Viaggio in Italia
Are you the driver?’ I asked. ‘No, I’m the owner,’ he replied, and I liked him immediately. It’s a lovely hotel, The Torre Maizza in Puglia, a walled Italian farm converted into a five-star gastro-spa, growing its own food and inhabiting its own time-zone. ‘Vitorrio,’ he said, shaking my hand and asking if I wanted to have dinner with him, and I liked him even more. There were so many things that I’d planned to do, that had nothing to do with being in Italy. I’d bought lots of stuff I had to catch up with, a guitar, coloured pencils, everything. I had plans. I always fail to foresee that going away, there’s always suddenly all this other new stuff to think about.
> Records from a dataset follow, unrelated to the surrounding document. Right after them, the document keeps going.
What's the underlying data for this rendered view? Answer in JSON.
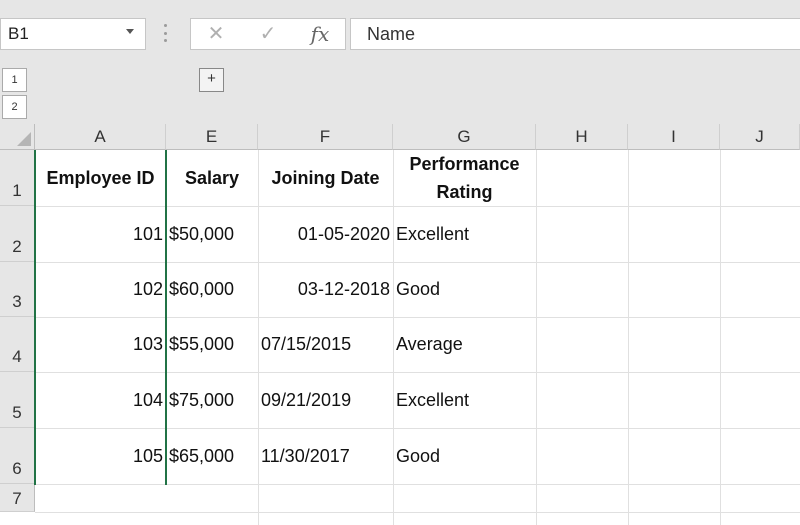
{
  "name_box": {
    "value": "B1"
  },
  "formula_bar": {
    "cancel_icon": "✕",
    "enter_icon": "✓",
    "fx_icon": "fx",
    "content": "Name"
  },
  "outline": {
    "level1": "1",
    "level2": "2",
    "expand": "+"
  },
  "columns": [
    "A",
    "E",
    "F",
    "G",
    "H",
    "I",
    "J"
  ],
  "rows": [
    "1",
    "2",
    "3",
    "4",
    "5",
    "6",
    "7"
  ],
  "header_row": {
    "employee_id": "Employee ID",
    "salary": "Salary",
    "joining_date": "Joining Date",
    "performance_line1": "Performance",
    "performance_line2": "Rating"
  },
  "data": [
    {
      "employee_id": "101",
      "salary": "$50,000",
      "joining_date": "01-05-2020",
      "rating": "Excellent"
    },
    {
      "employee_id": "102",
      "salary": "$60,000",
      "joining_date": "03-12-2018",
      "rating": "Good"
    },
    {
      "employee_id": "103",
      "salary": "$55,000",
      "joining_date": "07/15/2015",
      "rating": "Average"
    },
    {
      "employee_id": "104",
      "salary": "$75,000",
      "joining_date": "09/21/2019",
      "rating": "Excellent"
    },
    {
      "employee_id": "105",
      "salary": "$65,000",
      "joining_date": "11/30/2017",
      "rating": "Good"
    }
  ],
  "colors": {
    "selection": "#217346",
    "header_bg": "#e6e6e6",
    "gridline": "#e0e0e0"
  }
}
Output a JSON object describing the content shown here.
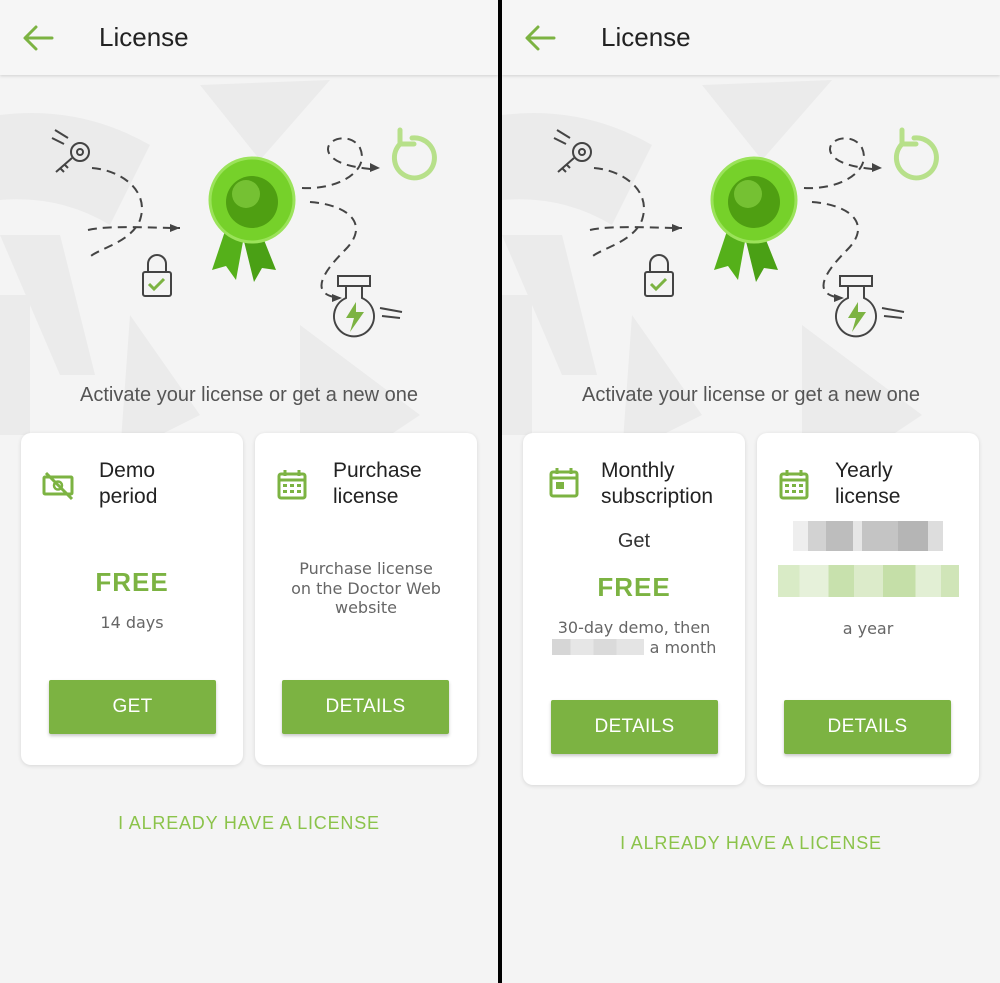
{
  "screens": [
    {
      "title": "License",
      "subtitle": "Activate your license or get a new one",
      "cards": [
        {
          "title_line1": "Demo",
          "title_line2": "period",
          "icon": "no-money-icon",
          "price": "FREE",
          "detail": "14 days",
          "button": "GET"
        },
        {
          "title_line1": "Purchase",
          "title_line2": "license",
          "icon": "calendar-icon",
          "desc_line1": "Purchase license",
          "desc_line2": "on the Doctor Web",
          "desc_line3": "website",
          "button": "DETAILS"
        }
      ],
      "link": "I ALREADY HAVE A LICENSE"
    },
    {
      "title": "License",
      "subtitle": "Activate your license or get a new one",
      "cards": [
        {
          "title_line1": "Monthly",
          "title_line2": "subscription",
          "icon": "calendar-icon",
          "get": "Get",
          "price": "FREE",
          "desc_line1": "30-day demo, then",
          "desc_line2_suffix": "a month",
          "button": "DETAILS"
        },
        {
          "title_line1": "Yearly",
          "title_line2": "license",
          "icon": "calendar-icon",
          "period": "a year",
          "button": "DETAILS"
        }
      ],
      "link": "I ALREADY HAVE A LICENSE"
    }
  ],
  "colors": {
    "accent": "#7cb342",
    "link": "#8bc34a",
    "background": "#f4f4f4"
  }
}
We zoomed along, the two of us in Vittorio’s tiny car to the ancient walled city of Ostuni, a lime-washed wedding cake, all lit up on top of a hill in the distance. ‘This is where Italian people come on holiday,’ he said, gesticulating. The whole citadel, a perfectly preserved work of art, is beautiful to look at, with endless Escher stairs and secret alleyways, Medieval tiled streets with passages crossing at second story level, churches apparently made of lace, enough detail to drown in, almost Greek, partly Moorish, very Italian. Corners held endless surprises and the views were spectacular, even at night.
We went for an aperitif at Riccardo’s, a primordial cave in the hillside, whitewashed, lit up and decked out like a spaceship, all neon and Yves Klein blue sofas spilling out onto the street. A dozen kinds of antipasti arrived with our drinks, and kept arriving: little smoky sausage rolls; weird wild mushrooms; tiny parcels of fresh cheese wrapped in cured beef; dainty savoury walnut whips. They wouldn’t let us pay for anything and by now, Vittorio was my hero.